Dos años más tarde de aquel viaje, Nikoletik, que acababa de volver de EE. UU., le propuso abrir el bar del que ya habían hablado mientras trabajaban juntos: una fusión tropical, serbia y mallorquina de estilo contemporáneo, donde el whisky está presente, pero también la rakia, el destilado nacional. Así, el cóctel Palma Nova, en honor al municipio donde Colom vivió cuando empezó en el mundo del bar, es uno de sus superventas, y lleva ginebra, zumo de zanahoria y jengibre, bitter casero de especias mallorquinas, miel y limón, y como decoración tiene una pincelada de miel y polen.

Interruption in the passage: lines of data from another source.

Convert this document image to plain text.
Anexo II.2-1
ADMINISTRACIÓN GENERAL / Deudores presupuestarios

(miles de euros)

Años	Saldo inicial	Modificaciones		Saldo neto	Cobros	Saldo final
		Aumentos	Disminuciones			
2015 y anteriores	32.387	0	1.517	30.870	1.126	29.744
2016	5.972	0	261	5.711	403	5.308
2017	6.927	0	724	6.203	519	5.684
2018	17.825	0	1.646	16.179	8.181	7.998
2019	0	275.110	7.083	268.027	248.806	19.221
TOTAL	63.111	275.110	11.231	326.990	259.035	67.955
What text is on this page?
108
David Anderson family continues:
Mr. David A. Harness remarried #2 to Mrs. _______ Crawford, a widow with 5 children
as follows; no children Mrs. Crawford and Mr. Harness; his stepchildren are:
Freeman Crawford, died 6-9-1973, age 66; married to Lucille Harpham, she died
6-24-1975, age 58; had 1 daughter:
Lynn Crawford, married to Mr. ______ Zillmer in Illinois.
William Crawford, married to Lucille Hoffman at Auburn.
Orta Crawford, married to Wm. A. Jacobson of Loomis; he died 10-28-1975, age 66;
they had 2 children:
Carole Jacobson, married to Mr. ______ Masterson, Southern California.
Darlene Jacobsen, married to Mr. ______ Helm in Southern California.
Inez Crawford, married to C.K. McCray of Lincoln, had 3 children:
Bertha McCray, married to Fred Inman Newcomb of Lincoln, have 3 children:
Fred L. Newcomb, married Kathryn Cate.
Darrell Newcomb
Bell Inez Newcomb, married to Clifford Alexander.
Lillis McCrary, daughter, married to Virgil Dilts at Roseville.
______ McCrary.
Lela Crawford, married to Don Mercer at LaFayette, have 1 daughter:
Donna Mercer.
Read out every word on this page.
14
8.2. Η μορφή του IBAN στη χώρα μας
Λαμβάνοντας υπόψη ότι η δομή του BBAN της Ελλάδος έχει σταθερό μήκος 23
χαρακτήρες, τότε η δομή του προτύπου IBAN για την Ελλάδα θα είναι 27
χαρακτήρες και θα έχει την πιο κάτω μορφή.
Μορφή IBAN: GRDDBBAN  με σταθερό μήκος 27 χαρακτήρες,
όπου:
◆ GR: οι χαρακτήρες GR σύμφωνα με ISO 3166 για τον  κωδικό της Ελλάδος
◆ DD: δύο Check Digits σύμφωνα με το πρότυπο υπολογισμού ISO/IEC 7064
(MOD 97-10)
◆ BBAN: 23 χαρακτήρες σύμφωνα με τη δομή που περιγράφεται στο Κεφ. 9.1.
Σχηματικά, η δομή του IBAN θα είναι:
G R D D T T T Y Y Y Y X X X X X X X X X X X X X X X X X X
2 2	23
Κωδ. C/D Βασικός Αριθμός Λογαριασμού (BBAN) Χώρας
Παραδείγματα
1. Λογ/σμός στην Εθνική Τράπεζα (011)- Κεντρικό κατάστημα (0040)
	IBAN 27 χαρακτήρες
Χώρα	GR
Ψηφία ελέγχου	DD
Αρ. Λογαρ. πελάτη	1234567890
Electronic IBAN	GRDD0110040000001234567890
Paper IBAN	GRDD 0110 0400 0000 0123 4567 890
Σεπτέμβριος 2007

Por otra parte, el cóctel Sharknado, que homenajea la mítica película de serie B, lleva una mezcla de ron oscuro y whisky de centeno, zumo de piña y de limón y un jarabe casero hecho con azúcar demerara y especias del sudeste asiático. Se sirve en una taza con forma de tiburón a quien le chorrea angostura de los dientes, como si acabara de dar un mordisco. Otro de los cócteles más icónicos de Ananasa Tri es el Koko Si, su versión de la piña colada. Lleva una mezcla de tres rones (oscuro, especiado de Louisiana y OFTD de Planteray), Jägermeister, zumo de piña y un jarabe casero de crema de coco, especias caribeñas, hojas de lima kaffir, ácido cítrico y azúcar demerara. Se sirve en la clásica copa tikki, con un trozo de piña y nuez moscada rallada.

''Belgrado, por ser la ciudad que es, tiene la rareza de tener un buen número de muy buenos bares. Al fin y al cabo, el alcohol es una parte fundamental de la vida serbia y ahora la coctelería vive un momento genial porque se ha redescubierto y cada vez hay más cultura''

Preguntado por cómo es el cliente serbio, Colom razona que tiene "una mentalidad bastante similar a la española en cuanto a salir de noche y a beber. Son amigables y abiertos, y les gusta sentarse a beber relajadamente. Salir solo a un bar es sinónimo de hacer amigos rápidamente. Si das un buen servicio tal como intentamos hacer nosotros y das un trato personal, la gente se fideliza y se siente como en casa''. El bartender destaca que es justamente en esta parte hospitalaria donde inciden fuertemente sus esfuerzos, y uno de los motivos principales que la clientela destaca de su bar. Sobre la escena coctelera de la ciudad, subraya el hecho de que "Belgrado, por ser la ciudad que es, tiene la rareza de tener un buen número de muy buenos bares. Al fin y al cabo, el alcohol es una parte fundamental de la vida serbia y ahora la coctelería vive un momento genial porque se ha redescubierto y cada vez hay más cultura''. Aparte, dice que la influencia rusa tras la barra ha hecho que el nivel técnico suba mucho. 

Ananasa Tri, que aquel día es una fiesta a ambos lados de la barra, es una guarida acogedora de temática tropical que disfruta de la simpatía de los profesionales del sector y también de los avezados a la copa de inspiración tropical. Buenas fórmulas y trato cálido; una isla mediterránea que cualquier turista de nuestra casa agradecerá en tierras serbias.